The transcription of satDNA has been described in vertebrates, invertebrates and plants. In insects, differential satDNA expression has been observed in relation to cell type, developmental stage, sex and caste of the individuals as well as in relation to other transcription differences, which would support the idea of their involvement in gene-regulation processes. In addition, the satDNA or its transcripts appear to be involved in heterochromatin formation and in chromatin-elimination processes. The transcription of satDNA has been studied in very few species. We conjecture that the transcription of satDNA in insects occurs in a high number of species, especially in those in which satDNA showed evolutionary conserved structures, although it has not yet been detected. In wild-type cells from fission yeast, certain satDNA transcripts detected through nuclear run-on assays were not found, presumably because of processing events (reviewed by Pidoux and Allshire, 2005). It is possible that in insects something similar occurs, which would make it difficult to detect the transcript.

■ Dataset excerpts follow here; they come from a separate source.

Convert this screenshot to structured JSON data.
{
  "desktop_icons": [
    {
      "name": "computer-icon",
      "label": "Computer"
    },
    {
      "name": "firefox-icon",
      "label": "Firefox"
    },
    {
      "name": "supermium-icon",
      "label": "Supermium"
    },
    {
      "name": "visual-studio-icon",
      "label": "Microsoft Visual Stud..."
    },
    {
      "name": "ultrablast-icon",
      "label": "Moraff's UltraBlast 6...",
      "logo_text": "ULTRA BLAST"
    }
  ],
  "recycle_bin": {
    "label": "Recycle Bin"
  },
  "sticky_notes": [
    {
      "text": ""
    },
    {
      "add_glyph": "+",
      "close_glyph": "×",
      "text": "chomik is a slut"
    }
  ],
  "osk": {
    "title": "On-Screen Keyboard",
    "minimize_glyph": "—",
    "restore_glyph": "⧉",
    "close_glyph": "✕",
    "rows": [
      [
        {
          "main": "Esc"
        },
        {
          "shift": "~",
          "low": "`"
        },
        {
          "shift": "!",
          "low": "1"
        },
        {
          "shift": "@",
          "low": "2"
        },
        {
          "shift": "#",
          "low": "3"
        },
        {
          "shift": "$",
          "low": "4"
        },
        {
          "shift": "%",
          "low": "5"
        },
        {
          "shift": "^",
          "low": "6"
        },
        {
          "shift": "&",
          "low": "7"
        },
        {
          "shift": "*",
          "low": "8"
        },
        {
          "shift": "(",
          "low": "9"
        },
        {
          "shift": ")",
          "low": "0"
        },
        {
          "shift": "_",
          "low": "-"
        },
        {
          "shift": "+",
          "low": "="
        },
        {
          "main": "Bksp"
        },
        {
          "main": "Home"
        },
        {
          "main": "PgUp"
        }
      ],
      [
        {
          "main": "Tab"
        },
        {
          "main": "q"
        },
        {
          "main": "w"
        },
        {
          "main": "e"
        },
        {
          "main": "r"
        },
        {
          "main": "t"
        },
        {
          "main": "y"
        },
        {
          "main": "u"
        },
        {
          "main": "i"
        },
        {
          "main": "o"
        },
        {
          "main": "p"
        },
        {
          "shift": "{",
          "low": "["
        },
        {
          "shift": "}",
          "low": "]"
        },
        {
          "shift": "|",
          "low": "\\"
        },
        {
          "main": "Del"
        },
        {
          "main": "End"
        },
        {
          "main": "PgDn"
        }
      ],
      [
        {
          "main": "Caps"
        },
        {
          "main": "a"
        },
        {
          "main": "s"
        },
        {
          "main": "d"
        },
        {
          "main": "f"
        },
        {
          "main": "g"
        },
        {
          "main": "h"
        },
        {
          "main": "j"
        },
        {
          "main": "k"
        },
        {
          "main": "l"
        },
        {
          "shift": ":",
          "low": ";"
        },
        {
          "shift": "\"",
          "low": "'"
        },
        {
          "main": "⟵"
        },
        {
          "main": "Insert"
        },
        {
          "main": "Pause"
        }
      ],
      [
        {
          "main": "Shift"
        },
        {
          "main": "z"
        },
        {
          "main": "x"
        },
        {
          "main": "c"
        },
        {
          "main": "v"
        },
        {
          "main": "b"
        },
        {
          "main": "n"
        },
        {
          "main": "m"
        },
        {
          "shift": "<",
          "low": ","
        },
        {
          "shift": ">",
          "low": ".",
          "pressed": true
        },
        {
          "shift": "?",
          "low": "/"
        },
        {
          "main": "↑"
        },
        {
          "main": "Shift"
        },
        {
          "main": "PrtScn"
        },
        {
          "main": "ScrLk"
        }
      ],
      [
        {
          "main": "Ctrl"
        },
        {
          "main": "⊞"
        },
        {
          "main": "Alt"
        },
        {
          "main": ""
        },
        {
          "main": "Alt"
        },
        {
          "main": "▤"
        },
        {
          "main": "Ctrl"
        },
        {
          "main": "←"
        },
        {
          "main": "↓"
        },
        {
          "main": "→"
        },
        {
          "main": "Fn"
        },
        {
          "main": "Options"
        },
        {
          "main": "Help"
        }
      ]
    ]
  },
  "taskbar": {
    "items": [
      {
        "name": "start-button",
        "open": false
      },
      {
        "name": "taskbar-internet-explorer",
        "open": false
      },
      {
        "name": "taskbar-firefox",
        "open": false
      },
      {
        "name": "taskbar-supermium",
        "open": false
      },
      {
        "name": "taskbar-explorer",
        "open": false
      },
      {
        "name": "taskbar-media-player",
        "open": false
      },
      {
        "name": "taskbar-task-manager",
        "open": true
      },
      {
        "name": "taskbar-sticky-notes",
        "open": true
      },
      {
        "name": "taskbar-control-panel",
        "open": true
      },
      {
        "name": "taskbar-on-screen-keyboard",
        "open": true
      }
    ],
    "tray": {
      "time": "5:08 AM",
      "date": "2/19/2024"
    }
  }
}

The importance of TEs in relation to insect satDNA is shown by the presence of TEs or related sequences as a constituent of satDNA in several species of insects. In addition, they may be involved in the formation of centromeres and telomeres and in the homogenization and expansion of satDNA. The existence of probably active TEs inserted into insect repetitive DNA has also been reported.

The literature on insect satDNAs shows that the knowledge of this type of DNA in insects is still fragmented and insufficient. That is, satDNAs have been studied in only a few of nearly a million insect species. With few exceptions, the satDNA has been studied in only a few species within of each taxonomic group. Since the life cycle and reproductive strategies are extremely varied in insects, the comparison between satDNAs from different groups could be particularly helpful in understanding the function and evolution of these repeated sequences.